Call that the “all or nothing” strategy. It tantalizes not only because it is comprehensive but because it is doubtful that anything short of that will induce the assent of the Israeli public.
Comes the veteran analyst, Yossi Alpher, and writes in these pages that any effort to go all the way, to resolve not only the post-1967 issues but also the 1948 issues, is doomed. In his words, “‘Nothing is agreed until everything is agreed’ means that an agreed border, security arrangements and a Palestinian capital — all ‘doable’ agenda items — will be held hostage to an unattainable set of demands. That means another crashing failure of negotiations. The only conceivable way to avoid it is if the parties agree in advance that settling post-1967 issues will enable a two-state solution to emerge. That will generate a high degree of stability in relations between two peoples who must find a way to live alongside one another, even if the narrative issues remain unresolved and an “end of claims” agreement stays out of reach.
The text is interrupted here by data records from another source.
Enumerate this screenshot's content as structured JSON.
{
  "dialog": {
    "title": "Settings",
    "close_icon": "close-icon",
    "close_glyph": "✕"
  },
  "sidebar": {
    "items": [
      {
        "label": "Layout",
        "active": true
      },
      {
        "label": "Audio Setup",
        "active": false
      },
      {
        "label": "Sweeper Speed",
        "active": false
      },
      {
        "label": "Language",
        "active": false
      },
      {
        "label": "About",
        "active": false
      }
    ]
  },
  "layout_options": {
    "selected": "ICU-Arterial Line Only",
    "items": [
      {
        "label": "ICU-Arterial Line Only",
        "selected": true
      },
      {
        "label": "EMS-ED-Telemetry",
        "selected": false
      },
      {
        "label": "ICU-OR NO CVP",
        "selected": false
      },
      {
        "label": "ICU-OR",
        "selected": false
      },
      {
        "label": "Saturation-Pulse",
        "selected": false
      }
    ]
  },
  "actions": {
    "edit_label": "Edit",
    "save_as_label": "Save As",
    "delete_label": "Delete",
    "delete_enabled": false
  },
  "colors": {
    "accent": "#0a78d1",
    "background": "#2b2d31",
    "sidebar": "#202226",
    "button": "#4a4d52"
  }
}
Alpher may be right. The problem, however, as he acknowledges, is that failure to deal with the 1948 problems — borders as well as refugees and the right of return — means that the conflict is not over, the claims and counter-claims drag on. More than that: The notion that a two-state solution will “emerge” and generate “a high degree of stability” is…well, a notion. And again and again, the disposition of the Israeli public, its readiness for “painful compromises,” depends exactly on an end to conflict, an end to claims and counter-claims. Are we to imagine, short of that, an Israeli readiness to close down settlements and outposts throughout the West Bank? Such imaginings are closer to fantasy than to a plausible map. It is time (and then some) to sue for genuine peace. Those in Israel who find the status quo acceptable to say nothing of those who oppose any Israeli withdrawal from the West Bank are marching to the bleak beat of a funeral drum. “Two states dead,” it percusses.
All that is why the current effort by Secretary Kerry — a nine month schedule, and explicit commitment to a comprehensive resolution of the conflict, is so appealing. And Kerry is brutally clear: Failure is not an option.
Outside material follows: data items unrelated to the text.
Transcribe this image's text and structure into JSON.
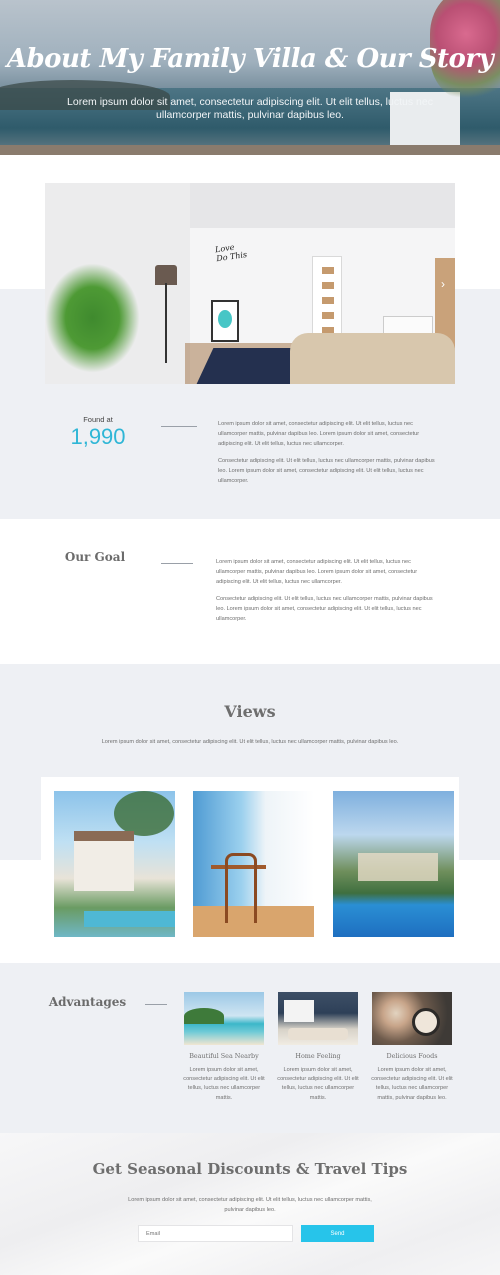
{
  "hero": {
    "title": "About My Family Villa & Our Story",
    "subtitle": "Lorem ipsum dolor sit amet, consectetur adipiscing elit. Ut elit tellus, luctus nec ullamcorper mattis, pulvinar dapibus leo."
  },
  "main_photo": {
    "art_text": "Love Do This",
    "next_arrow": "›"
  },
  "stats": {
    "label": "Found at",
    "value": "1,990",
    "paragraph1": "Lorem ipsum dolor sit amet, consectetur adipiscing elit. Ut elit tellus, luctus nec ullamcorper mattis, pulvinar dapibus leo. Lorem ipsum dolor sit amet, consectetur adipiscing elit. Ut elit tellus, luctus nec ullamcorper.",
    "paragraph2": "Consectetur adipiscing elit. Ut elit tellus, luctus nec ullamcorper mattis, pulvinar dapibus leo. Lorem ipsum dolor sit amet, consectetur adipiscing elit. Ut elit tellus, luctus nec ullamcorper."
  },
  "goal": {
    "title": "Our Goal",
    "paragraph1": "Lorem ipsum dolor sit amet, consectetur adipiscing elit. Ut elit tellus, luctus nec ullamcorper mattis, pulvinar dapibus leo. Lorem ipsum dolor sit amet, consectetur adipiscing elit. Ut elit tellus, luctus nec ullamcorper.",
    "paragraph2": "Consectetur adipiscing elit. Ut elit tellus, luctus nec ullamcorper mattis, pulvinar dapibus leo. Lorem ipsum dolor sit amet, consectetur adipiscing elit. Ut elit tellus, luctus nec ullamcorper."
  },
  "views": {
    "title": "Views",
    "subtitle": "Lorem ipsum dolor sit amet, consectetur adipiscing elit. Ut elit tellus, luctus nec ullamcorper mattis, pulvinar dapibus leo."
  },
  "advantages": {
    "title": "Advantages",
    "items": [
      {
        "name": "Beautiful Sea Nearby",
        "text": "Lorem ipsum dolor sit amet, consectetur adipiscing elit. Ut elit tellus, luctus nec ullamcorper mattis."
      },
      {
        "name": "Home Feeling",
        "text": "Lorem ipsum dolor sit amet, consectetur adipiscing elit. Ut elit tellus, luctus nec ullamcorper mattis."
      },
      {
        "name": "Delicious Foods",
        "text": "Lorem ipsum dolor sit amet, consectetur adipiscing elit. Ut elit tellus, luctus nec ullamcorper mattis, pulvinar dapibus leo."
      }
    ]
  },
  "newsletter": {
    "title": "Get Seasonal Discounts & Travel Tips",
    "subtitle": "Lorem ipsum dolor sit amet, consectetur adipiscing elit. Ut elit tellus, luctus nec ullamcorper mattis, pulvinar dapibus leo.",
    "email_placeholder": "Email",
    "button_label": "Send"
  },
  "colors": {
    "accent": "#2fb6d6",
    "button": "#27c4ea",
    "band": "#eef0f4"
  }
}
That hardly means that success is guaranteed. But close listeners have recently detected a change in Prime Minister Netanyahu’s thinking. He seems, at long last, on the way to reckoning with reality. Were he beloved, as he assuredly is not, he might pull others in Likud along. As it is, however, the institutions of Likud have been taken over by the far right of the party, by people closer in outlook to Naftali Bennett, a committed rejectionist, than to Netanyahu.
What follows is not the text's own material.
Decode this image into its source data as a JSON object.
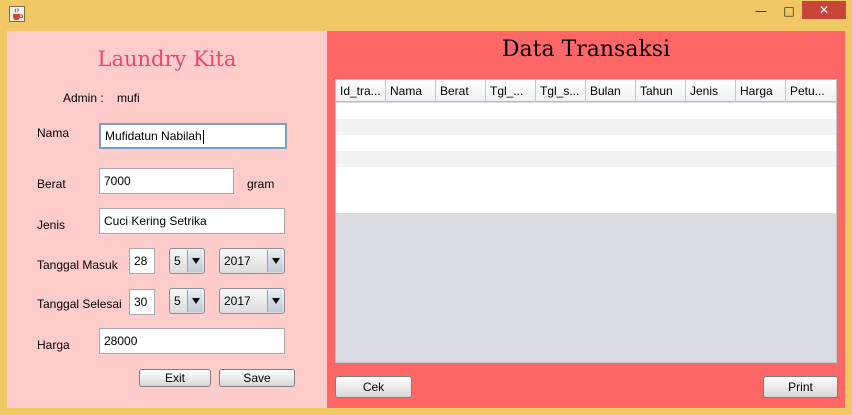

A new governing alignment, Labor in, Bennett (and perhaps also Lapid, for other reasons) out? Possible, though not likely. New elections? Still less likely, nor is there any new candidate for leadership who might galvanize the public, still smarting for its misplaced enthusiasm for Lapid.
“May you live in interesting times” is thought to be a Chinese curse. Whatever its actual provenance, its status as a curse rather than a blessing is well-established.